Friday, August 24, 2007

Tarde de Agosto

Ella abre la puerta, la casa decimonónica tiene un candor particular. Subimos pocas gradas, hasta una sala donde él nos espera. Se levanta, la corbata blanca resalta su elegancia natural. Saluda con el francés exacto, con una delicada diplomacia que recuerda a los embajadores de Napoleón III. Ella, ahora, hermosa en su sencillo traje rojo que rima con su amplia sonrisa, trae unas cervezas. Conversamos, intercalamos mi francés foráneo con su español foráneo, el de él. Ella, generosa con su locuacidad se contenta al escucharme en su propio acento. La sala tiene una decoración original, colores vivos y desordenados se posan en la sobria arquitectura antigua. Es su sala, dice ella, vamos a la mía. Ésta queda un piso más arriba, amplia, larga, con cuadritos de bucólicas escenas galas y grandes espejos. Imagino que ambas eran otrora habitaciones. Él nos invita a escucharle tocar. Junto a las escaleras, en ambas salas, y por supuesto en la sala de música, están las fotos del hijo. Infante en pantalones cortos, escolar en un parque, colegial en graduación, innumerables fotos del hijo de ambos.


Él se sienta al piano, sus ojos cansados miran el instrumento como un cura listo para la ceremonia. Ella, en cambio, lo mira a él, diría que enamorada, acomoda sus lentes y también las canas que el tinte no logró ocultar. Por mi parte, miro en el rincón el pequeño retrato de una muchacha con mini falda, moño y luminosos ojos azabaches junto a un altísimo joven de estas latitudes. Ella solicita Chopin, él y su sordera, preguntan de nuevo y ella repite casi gritando. Él comienza a interpretar al polaco con maginificencia, al final aplaudimos. Ella pide Mozart, y él la complace. Ella desea escuchar Clair de Lune y él la complace. Tres, cuatro, más… ella pide los temas con la alegría y el encanto de una niña pequeña. Con la misma curiosidad que tuviera cuando las escuchó por vez primera, hace cuarenta años. Entonces, él la enamoraba con sus óperas y le mentía la edad. Ella ha susurrado algo, pero él prefiere Rachmaninoff. Aplaudimos, siempre aplaudimos. Me deleito con el íntimo concierto y con la calma felicidad que rodea la tarde. Esa felicidad del amor añoso. La del músico solicitado complaciendo los pedidos de su dama. La de la mujer, admirando a su amado. Ella, quinceañera otra vez, insiste en escuchar Liszt. Cerca del final, la mirada de él roza alguna partitura y el rostro de la esposa.

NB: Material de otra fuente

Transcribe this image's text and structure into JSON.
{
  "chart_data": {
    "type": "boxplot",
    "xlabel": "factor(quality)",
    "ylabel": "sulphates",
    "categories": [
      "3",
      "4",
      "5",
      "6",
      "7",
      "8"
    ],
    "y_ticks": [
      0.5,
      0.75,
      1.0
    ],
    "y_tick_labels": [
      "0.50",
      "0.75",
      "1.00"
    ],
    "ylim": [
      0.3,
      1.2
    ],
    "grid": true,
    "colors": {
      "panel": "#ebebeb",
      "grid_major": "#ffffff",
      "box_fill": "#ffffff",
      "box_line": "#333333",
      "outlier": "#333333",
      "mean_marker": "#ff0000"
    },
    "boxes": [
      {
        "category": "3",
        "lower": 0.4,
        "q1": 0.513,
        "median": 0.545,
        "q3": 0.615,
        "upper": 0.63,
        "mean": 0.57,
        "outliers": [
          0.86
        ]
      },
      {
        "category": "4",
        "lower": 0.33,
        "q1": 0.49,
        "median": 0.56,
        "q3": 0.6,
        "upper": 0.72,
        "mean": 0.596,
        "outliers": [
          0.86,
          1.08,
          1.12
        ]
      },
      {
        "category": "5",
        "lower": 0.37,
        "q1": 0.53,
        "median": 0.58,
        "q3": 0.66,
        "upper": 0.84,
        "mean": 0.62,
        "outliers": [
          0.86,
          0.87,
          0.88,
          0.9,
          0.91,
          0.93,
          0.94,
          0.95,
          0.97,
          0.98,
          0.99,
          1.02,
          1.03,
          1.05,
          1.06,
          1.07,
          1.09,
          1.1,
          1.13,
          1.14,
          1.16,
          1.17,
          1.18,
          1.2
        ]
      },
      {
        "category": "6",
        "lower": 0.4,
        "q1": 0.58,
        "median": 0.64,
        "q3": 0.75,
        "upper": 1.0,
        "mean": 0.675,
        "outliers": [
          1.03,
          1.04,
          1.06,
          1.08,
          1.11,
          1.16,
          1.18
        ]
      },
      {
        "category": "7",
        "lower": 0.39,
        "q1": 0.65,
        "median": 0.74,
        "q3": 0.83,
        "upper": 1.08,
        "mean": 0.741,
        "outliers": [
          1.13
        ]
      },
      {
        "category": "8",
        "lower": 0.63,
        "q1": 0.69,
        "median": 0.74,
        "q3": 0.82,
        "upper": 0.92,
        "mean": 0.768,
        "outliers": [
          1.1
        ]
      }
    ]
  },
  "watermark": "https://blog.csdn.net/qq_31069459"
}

Como volviendo de un viaje narcótico y sonríe también.


Entonces ella nos invita al comedor, té, galletitas y chocolate. Atrás de la que ahora es mi silla está una gran foto del hijo adolescente. La mano temblorosa lleva la taza y su sordera es gemela de la voz que quiere escuchar. Ambos me muestran un fólder de donde surgen, ya amarillos, el programa de concierto, artículos que hablan del músico y fotos de diario deleitando a su público. Tengo que irme. Él me despide con afecto sincero. Ella me da un caramelo y un beso. El hijo no vendrá, me dicen, por el viaje. Lo hará la semana siguiente como todos los martes. Me acompañan a la salida, sus manos se agitan. Me parece que el cielo gris no es tan gris como antes de verlos. Quizás son mis ojos los que lo ven casi azul. Parece que un halo de ese amor largo y sencillo, se ha quedado enredado en el caramelo que llevo en mi chaqueta.

Wednesday, August 22, 2007

Los monosílabos y eso de hacer el amor en el exilio...

“La gente de este bendito y maldito país es realmente piola.

A él, a qué negarlo, le gustan estos sonrientes, sobre todo ellas.

Pero hay días y noches en que echa de menos el sobrentendido.

Días y noches en que tiene que explicarlo todo y escucharlo todo.

Una de las módicas ventajas de hacer el amor con una compatriota es que si en un instante determinado (esa hora cero que siempre suena después de las urgencias, el entusiasmo y el vaivén) uno no está para muchas locuacidades, puede pronunciar o escuchar un lacónico monosílabo y esa palabrita se llena de sobreentendidos, de significados implícitos, de imágenes en común, de pretéritos compartidos, vaya uno a saber.



No hay nada que explicar ni que le expliquen.

No es necesario llorar la milonga.

Las manos pueden andar solas, sin palabras, las manos pueden ser elocuentísimas.

Los monosílabos también pero solo cuando remolcan un convoy de sobrentendidos.”